Other Results: batchMapResults(), reduceResultsList(), reduceResults()

ClusterFunctions Constructor

Description

This is the constructor used to create custom cluster functions. Note that some standard implementations for TORQUE, Slurm, LSF, SGE, etc. ship with the package.

Usage

makeClusterFunctions(
  name,
  submitJob,
  killJob = NULL,
  listJobsQueued = NULL,
  listJobsRunning = NULL,
  array.var = NA_character_,
  store.job.collection = FALSE,
  store.job.files = FALSE,
  scheduler.latency = 0,
  fs.latency = 0,
  hooks = list()
)

Arguments

See Also

Other ClusterFunctions: makeClusterFunctionsDocker(), makeClusterFunctionsInteractive(), makeClusterFunctionsLSF(), makeClusterFunctionsMulticore(), makeClusterFunctionsOpenLava(), makeClusterFunctionsSGE(), makeClusterFunctionsSSH(), makeClusterFunctionsSlurm(), makeClusterFunctionsSocket(), makeClusterFunctionsTORQUE()

Other ClusterFunctionsHelper: cfBrewTemplate(), cfHandleUnknownSubmitError(), cfKillJob(), cfReadBrewTemplate(), makeSubmitJobResult(), runOSCommand()

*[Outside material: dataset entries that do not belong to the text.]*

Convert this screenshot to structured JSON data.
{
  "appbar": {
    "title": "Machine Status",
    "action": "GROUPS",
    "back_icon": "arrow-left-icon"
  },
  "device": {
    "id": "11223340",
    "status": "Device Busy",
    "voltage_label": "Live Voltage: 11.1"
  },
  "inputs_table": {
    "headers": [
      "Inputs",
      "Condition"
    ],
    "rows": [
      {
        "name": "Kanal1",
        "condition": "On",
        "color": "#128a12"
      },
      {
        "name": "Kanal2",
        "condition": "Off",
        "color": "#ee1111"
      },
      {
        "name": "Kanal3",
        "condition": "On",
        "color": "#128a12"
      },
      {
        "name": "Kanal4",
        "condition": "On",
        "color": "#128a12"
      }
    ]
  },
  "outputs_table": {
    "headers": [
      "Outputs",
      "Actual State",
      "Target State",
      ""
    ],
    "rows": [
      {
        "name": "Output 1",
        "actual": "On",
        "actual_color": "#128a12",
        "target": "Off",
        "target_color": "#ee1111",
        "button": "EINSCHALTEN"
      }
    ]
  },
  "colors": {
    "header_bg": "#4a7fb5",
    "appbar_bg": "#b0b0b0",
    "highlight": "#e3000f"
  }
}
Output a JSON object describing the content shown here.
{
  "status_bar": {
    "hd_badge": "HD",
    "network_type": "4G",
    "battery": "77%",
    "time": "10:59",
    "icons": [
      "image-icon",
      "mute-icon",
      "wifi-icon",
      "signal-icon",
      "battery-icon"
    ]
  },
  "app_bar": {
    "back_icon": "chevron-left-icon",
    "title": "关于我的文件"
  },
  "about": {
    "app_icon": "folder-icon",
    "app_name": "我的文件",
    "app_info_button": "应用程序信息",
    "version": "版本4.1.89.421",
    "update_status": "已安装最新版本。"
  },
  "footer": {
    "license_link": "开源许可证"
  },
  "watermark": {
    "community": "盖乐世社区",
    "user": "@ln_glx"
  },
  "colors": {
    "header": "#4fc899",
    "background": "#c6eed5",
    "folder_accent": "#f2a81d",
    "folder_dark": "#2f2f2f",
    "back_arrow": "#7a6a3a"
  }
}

ClusterFunctions for Docker

Description

Cluster functions for Docker/Docker Swarm (https://docs.docker.com/engine/swarm/).

The submitJob function executes docker [docker.args] run --detach=true [image.args] [resources] [image] [cmd]. Arguments docker.args, image.args and image can be set on construction. The resources part takes the named resources ncpus and memory from submitJobs and maps them to the arguments --cpu-shares and --memory (in Megabytes). The resource threads is mapped to the environment variables “OMP_NUM_THREADS” and “OPENBLAS_NUM_THREADS”. To reliably identify jobs in the swarm, jobs are labeled with “batchtools=[job.hash]” and named using the current login name (label “user”) and the job hash (label “batchtools”).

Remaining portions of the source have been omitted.